It doesn’t matter whether you’re delivering SEO suggestions for a website to a middle manager, sparring free-form with a Fortune 100 CEO, or providing career coaching to a star individual contributor at a startup. If you’re not participating in shaping the organization’s strategy in some form through your client, you’re not a consultant. You’re merely an ersatz employee, without job security or benefits, to whom some work has been outsourced: a contractor.
Why would you want to participate in strategy?
What is so rewarding about strategy work that you might even want to give up job security and financial rewards to participate in it? Why is even a low-paid consultant sometimes better positioned to participate in strategy than a high-paid senior employee with an impressive executive title? Why might you even want to pick lower-paying gigs over higher-paying ones simply because a strategy component is present?
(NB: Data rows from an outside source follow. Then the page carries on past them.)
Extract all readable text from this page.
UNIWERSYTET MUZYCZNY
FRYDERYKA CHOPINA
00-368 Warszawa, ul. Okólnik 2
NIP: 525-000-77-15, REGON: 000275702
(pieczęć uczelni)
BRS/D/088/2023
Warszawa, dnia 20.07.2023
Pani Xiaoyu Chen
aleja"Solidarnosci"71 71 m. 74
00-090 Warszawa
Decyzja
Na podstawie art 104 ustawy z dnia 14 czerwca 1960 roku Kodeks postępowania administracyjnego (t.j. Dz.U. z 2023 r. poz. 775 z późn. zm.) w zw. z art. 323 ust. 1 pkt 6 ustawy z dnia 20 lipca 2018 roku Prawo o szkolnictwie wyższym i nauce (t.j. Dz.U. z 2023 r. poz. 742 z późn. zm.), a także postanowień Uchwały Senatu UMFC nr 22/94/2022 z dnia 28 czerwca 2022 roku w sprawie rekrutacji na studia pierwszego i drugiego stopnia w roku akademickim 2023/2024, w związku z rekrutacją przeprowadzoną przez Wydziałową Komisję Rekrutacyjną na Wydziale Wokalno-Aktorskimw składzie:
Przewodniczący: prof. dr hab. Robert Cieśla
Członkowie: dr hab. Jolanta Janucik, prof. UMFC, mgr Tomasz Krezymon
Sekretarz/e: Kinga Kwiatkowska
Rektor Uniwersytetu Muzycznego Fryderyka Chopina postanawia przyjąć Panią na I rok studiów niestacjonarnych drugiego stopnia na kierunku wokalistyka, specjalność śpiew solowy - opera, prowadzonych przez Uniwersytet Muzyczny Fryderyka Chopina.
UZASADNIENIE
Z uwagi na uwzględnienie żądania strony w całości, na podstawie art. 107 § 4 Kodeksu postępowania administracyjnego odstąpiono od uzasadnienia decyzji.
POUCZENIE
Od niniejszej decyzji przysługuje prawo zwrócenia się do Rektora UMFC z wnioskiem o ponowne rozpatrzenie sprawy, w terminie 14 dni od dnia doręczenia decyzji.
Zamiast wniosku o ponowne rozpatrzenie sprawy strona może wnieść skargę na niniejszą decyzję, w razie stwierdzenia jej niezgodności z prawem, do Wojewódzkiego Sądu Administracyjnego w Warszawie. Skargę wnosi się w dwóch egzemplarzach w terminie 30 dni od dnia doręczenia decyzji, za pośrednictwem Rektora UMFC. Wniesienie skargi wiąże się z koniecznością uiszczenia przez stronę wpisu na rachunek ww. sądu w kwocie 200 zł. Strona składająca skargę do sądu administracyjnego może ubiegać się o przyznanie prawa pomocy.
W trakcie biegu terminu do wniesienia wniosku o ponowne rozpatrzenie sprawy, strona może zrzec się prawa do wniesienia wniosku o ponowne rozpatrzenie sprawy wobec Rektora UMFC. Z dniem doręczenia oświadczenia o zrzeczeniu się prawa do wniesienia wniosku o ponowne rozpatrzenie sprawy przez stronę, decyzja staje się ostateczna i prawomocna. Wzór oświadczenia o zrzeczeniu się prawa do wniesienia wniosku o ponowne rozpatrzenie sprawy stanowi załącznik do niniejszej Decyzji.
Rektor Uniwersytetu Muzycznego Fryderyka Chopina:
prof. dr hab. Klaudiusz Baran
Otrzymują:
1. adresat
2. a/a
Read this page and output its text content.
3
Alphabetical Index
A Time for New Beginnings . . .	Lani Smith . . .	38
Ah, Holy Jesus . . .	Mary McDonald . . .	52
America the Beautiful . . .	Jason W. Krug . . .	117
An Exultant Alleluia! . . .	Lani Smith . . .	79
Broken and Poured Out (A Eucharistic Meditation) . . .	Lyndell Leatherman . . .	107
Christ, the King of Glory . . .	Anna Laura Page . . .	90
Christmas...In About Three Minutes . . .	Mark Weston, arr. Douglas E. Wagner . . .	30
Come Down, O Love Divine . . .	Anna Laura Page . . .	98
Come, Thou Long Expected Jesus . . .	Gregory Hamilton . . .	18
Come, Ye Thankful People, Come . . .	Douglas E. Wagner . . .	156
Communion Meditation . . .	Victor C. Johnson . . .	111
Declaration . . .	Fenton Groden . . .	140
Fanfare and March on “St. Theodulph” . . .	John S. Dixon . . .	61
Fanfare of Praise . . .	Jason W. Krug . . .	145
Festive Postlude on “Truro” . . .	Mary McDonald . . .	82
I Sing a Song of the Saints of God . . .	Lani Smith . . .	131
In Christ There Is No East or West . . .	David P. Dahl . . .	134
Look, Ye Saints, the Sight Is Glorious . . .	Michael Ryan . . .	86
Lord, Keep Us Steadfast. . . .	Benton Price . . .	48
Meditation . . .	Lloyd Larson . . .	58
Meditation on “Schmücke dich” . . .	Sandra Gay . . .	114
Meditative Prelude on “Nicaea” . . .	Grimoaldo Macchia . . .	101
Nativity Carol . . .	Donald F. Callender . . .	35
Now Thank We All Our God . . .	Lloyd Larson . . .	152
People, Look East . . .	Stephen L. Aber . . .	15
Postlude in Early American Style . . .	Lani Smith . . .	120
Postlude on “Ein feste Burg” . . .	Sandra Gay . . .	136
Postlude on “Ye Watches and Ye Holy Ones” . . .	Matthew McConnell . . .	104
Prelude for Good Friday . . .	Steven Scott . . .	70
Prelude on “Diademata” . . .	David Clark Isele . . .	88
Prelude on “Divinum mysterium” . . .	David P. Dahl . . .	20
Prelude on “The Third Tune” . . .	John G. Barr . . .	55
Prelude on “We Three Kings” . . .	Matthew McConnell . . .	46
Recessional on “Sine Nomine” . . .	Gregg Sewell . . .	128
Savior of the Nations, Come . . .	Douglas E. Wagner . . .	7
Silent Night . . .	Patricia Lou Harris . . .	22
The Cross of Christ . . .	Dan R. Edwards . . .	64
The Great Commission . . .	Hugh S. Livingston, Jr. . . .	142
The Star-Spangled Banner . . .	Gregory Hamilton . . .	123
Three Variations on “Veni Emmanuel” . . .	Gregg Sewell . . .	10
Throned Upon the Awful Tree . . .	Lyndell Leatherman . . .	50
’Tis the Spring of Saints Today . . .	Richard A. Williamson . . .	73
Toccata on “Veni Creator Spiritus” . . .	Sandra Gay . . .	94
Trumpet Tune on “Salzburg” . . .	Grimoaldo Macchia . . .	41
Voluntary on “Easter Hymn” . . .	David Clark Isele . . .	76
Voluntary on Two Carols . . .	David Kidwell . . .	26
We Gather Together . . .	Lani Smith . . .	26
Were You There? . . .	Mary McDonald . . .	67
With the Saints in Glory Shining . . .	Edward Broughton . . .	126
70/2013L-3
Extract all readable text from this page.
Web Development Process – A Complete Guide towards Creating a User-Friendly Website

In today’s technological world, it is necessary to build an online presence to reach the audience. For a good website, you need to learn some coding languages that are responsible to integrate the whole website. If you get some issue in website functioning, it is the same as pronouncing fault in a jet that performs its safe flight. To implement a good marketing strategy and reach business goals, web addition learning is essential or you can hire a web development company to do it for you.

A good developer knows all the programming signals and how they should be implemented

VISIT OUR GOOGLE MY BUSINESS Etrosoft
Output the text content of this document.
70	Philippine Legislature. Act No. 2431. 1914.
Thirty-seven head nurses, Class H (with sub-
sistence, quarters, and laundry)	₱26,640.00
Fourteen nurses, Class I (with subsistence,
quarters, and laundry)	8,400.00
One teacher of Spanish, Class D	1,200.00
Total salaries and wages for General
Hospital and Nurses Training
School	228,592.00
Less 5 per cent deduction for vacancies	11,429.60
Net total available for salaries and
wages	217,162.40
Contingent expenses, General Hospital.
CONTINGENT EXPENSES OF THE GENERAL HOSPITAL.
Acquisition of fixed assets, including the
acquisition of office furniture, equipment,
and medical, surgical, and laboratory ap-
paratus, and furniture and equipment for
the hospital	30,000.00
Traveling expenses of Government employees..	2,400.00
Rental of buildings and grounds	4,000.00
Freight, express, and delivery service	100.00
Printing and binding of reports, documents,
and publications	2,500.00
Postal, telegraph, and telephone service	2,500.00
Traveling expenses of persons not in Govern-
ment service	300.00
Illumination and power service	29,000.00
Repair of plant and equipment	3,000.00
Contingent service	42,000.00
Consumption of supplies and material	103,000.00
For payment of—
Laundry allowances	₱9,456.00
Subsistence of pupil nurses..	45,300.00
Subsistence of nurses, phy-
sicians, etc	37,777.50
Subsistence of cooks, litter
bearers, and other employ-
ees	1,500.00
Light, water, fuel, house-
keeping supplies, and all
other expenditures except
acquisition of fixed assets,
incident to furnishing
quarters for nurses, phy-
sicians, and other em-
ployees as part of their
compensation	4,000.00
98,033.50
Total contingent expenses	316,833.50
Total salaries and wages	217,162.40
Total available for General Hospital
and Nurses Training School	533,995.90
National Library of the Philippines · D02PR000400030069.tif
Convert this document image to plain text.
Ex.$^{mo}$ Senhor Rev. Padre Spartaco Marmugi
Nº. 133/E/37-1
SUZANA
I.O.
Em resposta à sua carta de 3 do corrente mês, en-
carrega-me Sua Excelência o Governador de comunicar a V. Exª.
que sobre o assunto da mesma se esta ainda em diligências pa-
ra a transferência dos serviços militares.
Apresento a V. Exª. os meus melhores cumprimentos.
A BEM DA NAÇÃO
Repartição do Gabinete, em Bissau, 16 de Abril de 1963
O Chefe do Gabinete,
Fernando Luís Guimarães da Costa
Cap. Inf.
Why does McKinsey fight to hang on to a “strategy” brand, and why do upstart IT firms and design agencies strive to claim a piece of the strategy pie?
Before you get to all those interesting questions, you must first answer a tricky question: how do you even know when you’re doing strategy?
The best answer is: using a curious device known as the strategometer. It looks like a battered wrist watch from the seventies, but instead of a clock dial, it has a blank 2×2 display with no annotations. It does one thing and one thing only: when it senses that you’re really doing strategy, a small crystal in the top-right quadrant lights up green.
I’d estimate there are only a few dozen strategometers left in the world, though it is rumored that there were once thousands in circulation. Nobody knows where they came from, or how they work. Some say the green indicator crystals are actually mystical gems that sense strategic élan vital in the body. That they were once set in neck pendants worn by members of the Order of the Yak. Others claim they were originally crafted by Swiss watchmakers after the Napoleonic wars, for use by political leaders through the century of European realpolitik.
And still others say both those stories are bullshit, and that strategometers are the product of a top-secret Cold War biometrics project, aimed at improving the strategic intuitions of senior military and intelligence officers.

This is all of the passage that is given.